Being informed that there has been a "power surge on a hub port", followed by malfunctioning or absolute non recognition of the device that is connected to one of the USB ports of the computer or USB hub, is a frequent nuisance faced by people using Windows-powered systems. Techspirited provides solutions for this problem as well as tips to avoid it.
Power Rating of USB ports
Any standard USB port―before the USB 3.0 era, that is not a charging, power-delivering, or a self-powered hub port―has the following typical power rating.
Maximum Current: 500mA to 900mA
Maximum Voltage: 5V ± 25mV
On a laptop that is approximately three or four years old, one generally finds USB ports with the rating mentioned above.
Quite often than never, we have all faced this typical problem. We plug an external device which could be anything from our digital camera, iPod, or smartphone to a 1TB-capacity hard drive into our computer with the help of a USB connector data cable. Things seem to progress normally, when suddenly, we get slapped with the following message:
|Power Surge on Hub Port
A USB device has exceeded the power limits of its hub port.
after which, things just go downhill from the USB ports only recognizing our devices intermittently to their complete malfunctioning. A fact that not too many people are aware of, is when excessive power is drawn by a device through a USB port, it will not only damage the port itself but the computer’s motherboard as well. For this precise reason, it is advisable to know beforehand, how much power a device would draw when it is connected to a USB port, so as to avoid unforeseen damages.

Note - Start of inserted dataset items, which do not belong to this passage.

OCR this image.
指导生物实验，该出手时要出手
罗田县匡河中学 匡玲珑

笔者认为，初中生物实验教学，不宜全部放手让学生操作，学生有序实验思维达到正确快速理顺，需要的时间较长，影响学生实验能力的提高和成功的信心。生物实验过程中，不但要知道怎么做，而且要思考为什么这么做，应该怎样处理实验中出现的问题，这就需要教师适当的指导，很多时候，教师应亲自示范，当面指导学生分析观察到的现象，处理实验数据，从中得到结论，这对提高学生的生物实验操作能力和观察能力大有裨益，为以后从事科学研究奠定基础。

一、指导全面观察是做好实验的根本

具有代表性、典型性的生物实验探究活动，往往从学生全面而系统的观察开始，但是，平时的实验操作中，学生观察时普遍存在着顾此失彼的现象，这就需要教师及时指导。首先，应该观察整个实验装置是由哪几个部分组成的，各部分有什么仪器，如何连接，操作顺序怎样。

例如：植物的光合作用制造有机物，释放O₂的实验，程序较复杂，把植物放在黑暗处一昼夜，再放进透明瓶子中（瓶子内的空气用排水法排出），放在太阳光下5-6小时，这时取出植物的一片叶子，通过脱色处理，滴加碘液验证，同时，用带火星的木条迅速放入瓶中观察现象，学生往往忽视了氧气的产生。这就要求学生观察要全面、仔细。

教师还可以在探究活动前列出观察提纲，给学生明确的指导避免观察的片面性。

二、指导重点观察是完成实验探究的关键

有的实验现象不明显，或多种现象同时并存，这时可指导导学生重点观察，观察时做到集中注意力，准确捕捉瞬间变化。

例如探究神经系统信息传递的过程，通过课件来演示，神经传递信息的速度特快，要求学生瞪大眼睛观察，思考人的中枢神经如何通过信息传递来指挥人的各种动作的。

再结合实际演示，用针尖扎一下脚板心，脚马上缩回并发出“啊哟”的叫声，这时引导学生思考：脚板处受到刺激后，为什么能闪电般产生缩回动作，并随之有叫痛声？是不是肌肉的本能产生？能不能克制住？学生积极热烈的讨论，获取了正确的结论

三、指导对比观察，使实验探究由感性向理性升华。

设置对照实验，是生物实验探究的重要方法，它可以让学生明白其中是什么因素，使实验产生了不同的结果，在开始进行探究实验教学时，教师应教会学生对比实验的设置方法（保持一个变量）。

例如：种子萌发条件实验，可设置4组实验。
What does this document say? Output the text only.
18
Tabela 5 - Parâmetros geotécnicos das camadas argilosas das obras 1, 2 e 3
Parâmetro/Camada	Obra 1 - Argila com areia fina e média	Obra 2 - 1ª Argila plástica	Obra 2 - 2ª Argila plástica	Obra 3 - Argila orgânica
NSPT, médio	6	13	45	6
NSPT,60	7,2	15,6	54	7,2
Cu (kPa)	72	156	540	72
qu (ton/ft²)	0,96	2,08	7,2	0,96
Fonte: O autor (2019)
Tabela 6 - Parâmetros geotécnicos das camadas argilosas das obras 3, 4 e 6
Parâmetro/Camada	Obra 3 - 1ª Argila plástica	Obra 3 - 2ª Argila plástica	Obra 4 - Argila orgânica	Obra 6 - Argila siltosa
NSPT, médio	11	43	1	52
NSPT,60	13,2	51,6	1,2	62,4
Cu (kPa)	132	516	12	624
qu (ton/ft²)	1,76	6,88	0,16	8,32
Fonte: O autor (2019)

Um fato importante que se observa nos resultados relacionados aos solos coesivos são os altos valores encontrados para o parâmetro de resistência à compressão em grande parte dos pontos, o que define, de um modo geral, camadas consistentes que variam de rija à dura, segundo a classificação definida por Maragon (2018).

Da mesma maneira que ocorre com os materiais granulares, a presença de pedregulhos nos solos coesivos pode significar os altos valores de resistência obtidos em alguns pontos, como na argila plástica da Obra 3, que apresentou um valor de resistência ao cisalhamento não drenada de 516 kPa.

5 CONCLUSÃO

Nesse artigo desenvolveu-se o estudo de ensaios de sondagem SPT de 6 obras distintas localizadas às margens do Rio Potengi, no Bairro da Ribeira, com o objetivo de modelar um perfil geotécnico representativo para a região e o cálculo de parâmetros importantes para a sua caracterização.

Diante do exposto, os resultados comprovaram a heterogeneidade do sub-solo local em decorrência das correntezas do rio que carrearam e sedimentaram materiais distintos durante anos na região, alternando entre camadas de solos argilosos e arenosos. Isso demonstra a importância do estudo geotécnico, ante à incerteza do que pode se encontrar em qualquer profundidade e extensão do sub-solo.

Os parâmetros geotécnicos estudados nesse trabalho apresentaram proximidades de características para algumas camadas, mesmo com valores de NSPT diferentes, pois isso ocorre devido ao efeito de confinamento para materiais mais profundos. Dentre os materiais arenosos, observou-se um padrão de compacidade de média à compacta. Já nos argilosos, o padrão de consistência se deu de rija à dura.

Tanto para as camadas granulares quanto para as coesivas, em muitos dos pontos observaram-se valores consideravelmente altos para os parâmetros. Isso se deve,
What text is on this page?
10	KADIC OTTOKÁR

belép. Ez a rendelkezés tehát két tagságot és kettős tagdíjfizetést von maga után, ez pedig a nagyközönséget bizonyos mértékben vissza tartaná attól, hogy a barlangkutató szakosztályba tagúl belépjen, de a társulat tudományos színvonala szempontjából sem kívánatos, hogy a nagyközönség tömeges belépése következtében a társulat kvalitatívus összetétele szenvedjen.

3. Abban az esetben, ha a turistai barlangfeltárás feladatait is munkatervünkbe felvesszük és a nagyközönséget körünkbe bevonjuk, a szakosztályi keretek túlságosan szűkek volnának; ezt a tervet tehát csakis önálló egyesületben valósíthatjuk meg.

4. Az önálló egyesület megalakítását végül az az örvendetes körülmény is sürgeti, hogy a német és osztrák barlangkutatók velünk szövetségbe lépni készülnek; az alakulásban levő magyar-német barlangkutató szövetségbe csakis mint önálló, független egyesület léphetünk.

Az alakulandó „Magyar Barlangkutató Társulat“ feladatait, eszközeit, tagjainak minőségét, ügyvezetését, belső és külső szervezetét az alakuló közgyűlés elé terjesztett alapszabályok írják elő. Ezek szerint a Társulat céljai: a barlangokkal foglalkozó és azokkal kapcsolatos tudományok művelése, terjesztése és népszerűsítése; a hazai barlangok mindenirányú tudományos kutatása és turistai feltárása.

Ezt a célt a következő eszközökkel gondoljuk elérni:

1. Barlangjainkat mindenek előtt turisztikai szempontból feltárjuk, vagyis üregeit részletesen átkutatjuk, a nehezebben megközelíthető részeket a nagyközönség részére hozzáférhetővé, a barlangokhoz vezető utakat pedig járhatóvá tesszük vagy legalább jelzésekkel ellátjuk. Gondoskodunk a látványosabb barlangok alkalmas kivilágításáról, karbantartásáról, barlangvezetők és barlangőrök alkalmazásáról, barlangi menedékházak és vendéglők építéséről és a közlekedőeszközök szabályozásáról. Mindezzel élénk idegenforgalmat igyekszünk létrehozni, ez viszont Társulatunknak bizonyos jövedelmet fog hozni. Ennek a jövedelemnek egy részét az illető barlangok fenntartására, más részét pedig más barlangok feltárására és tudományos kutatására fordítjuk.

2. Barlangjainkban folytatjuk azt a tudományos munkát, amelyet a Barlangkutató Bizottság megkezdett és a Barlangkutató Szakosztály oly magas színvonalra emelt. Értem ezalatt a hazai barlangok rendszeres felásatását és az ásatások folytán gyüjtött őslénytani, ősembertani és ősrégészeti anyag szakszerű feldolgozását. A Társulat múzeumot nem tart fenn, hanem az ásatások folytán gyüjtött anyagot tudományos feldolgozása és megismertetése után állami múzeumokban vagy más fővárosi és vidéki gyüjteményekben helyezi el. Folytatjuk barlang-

How to Avoid A”Power Surge on Hub Port”
Here are a few pointers to help avoid this situation from the very first instance itself.
♦ If you wish to plug your device into your computer to charge it, use the charging USB port rather than the standard one. The reason is charging ports are well-equipped to draw in more power than a standard one. Hence, they are optimized to charge your device.
♦ If only those devices that actually need to communicate with a computer are plugged into the hub rather than each and every device that has a USB-connect capability, the chances of overloading the hub are reduced. For example: a USB-connected table fan or a lava lamp can function perfectly without being connected to a computer. There are two ways to work around this:
☞ You can run the device with a USB adapter that can be directly connected to an power socket.
☞ You could daisy-chain (plug one hub into another hub) your connection. However, daisy chaining would increase the time lag in the communication with the computer, especially if you are using the USB 1.x standard.
♦ Low-cost, poor-quality, multi-port USB hubs are deemed inefficient in regards to load management. Instead of these, you could opt for a self-powered hub which not only has sufficient number of ports but also has the ability to draw power from an external power source instead of the computer it is connected to. It, thus, safeguards your computer and other devices from power surge damage.
How to Fix A “Power Surge on Hub Port”
Let’s troubleshoot this issue right from the root.
♦ Check whether the fault lies with the cord that you are using. Probably, its connector and/or cable may not be equipped to handle a lot of power. Double-check the power rating of both and compare the values with that of the port. If you are in doubt, you can obtain the power rating of your USB ports by following these steps:
☞ Type “Device Manager” in the search box of the Start menu. Look for USB Root Hub nested inside the tree of theUniversal Serial Bus Controllers.
☞ To individually take a look at the properties of each port, right-click the root hub’s listing and select Properties from the drop-down menu. This will show you the maximum voltage and current allowed for the different ports.
In case you find that the cable is the cause of the problem, replace it with another one and check if the problem persists.
♦ As soon as the other factors are ruled out, remove each device connected to the hub (or the ports directly on your computer), one by one. This is an easy way to find the device responsible for the problem. However, if in spite of removing every connected device, you still get the same message of the “Power Surge” problem, the fault could lie with the drivers for the USB port. Here are a few steps to guide you to resolve this:
☞ Open the Device Manager (Control Panel → Hardware and Sound → Device Manager) once more.
☞ Click on Scan for Hardware Changes. This will reveal the USB port that has been affected by the power surge problem.
☞ Uninstall all the drivers for every USB port accessible by your computer. This can be done by clicking on Universal Serial Bus Controllers to expand it, and then right-click each device listed under that, and click on Uninstall.
☞ Shut down your computer.
☞ If you are using a laptop computer that has a detachable battery, remove the battery, and then press down the power button for a few seconds. This will drain out the capacitors on the USB ports of any residual charge, and assist in the process of resetting your ports.
☞ Switch on your computer, and start Windows as you normally do.
☞ Allow your computer to discover the device connected by you, and install the corresponding drivers by itself.
♦ Sometimes, an error message pops up for no reason at all, and in fact, when checked, all the available USB ports as well as the devices connected to them are working perfectly. Tech forum rumor mills suggest that this entire problem is sometimes nothing more than a Windows glitch. If you are absolutely sure (do verify this more than once) that the message does not really imply impending damage to both your computer and to the external devices connected, feel free to disable the feature that informs you of errors. Here’s how:
☞ Open Control Panel → Hardware and Sound → Device Manager, and in the application, right-click on any USB Universal Host Controller listing, which is nested within the Universal Serial Bus Controllers tree.
☞ From the drop-down menu, select Properties, and go to the Advanced tab in the window that opens.
☞ Click on the check box against Don’t Tell Me About USB Errors. You are good to go now.
A good tip to prevent power surges in your USB ports is to plug in the USB connector while the computer is switched off. The reason being, many a time, unusually large amounts of power, are drawn by the device the moment it is connected to the USB port. Always exercise caution if you encounter this error message while you are working with a high capacity removable hard disk drive with important files. The impact of the high power surge could burn the USB-to-SATA bridge (in simple words, your device will not be recognizable on any other computer, you will have difficulty in recovering your data), or even worse, corrupt the contents on the drive.
We hope our simple guide to resolve the problem of “Power Surge on Hub Port” was helpful.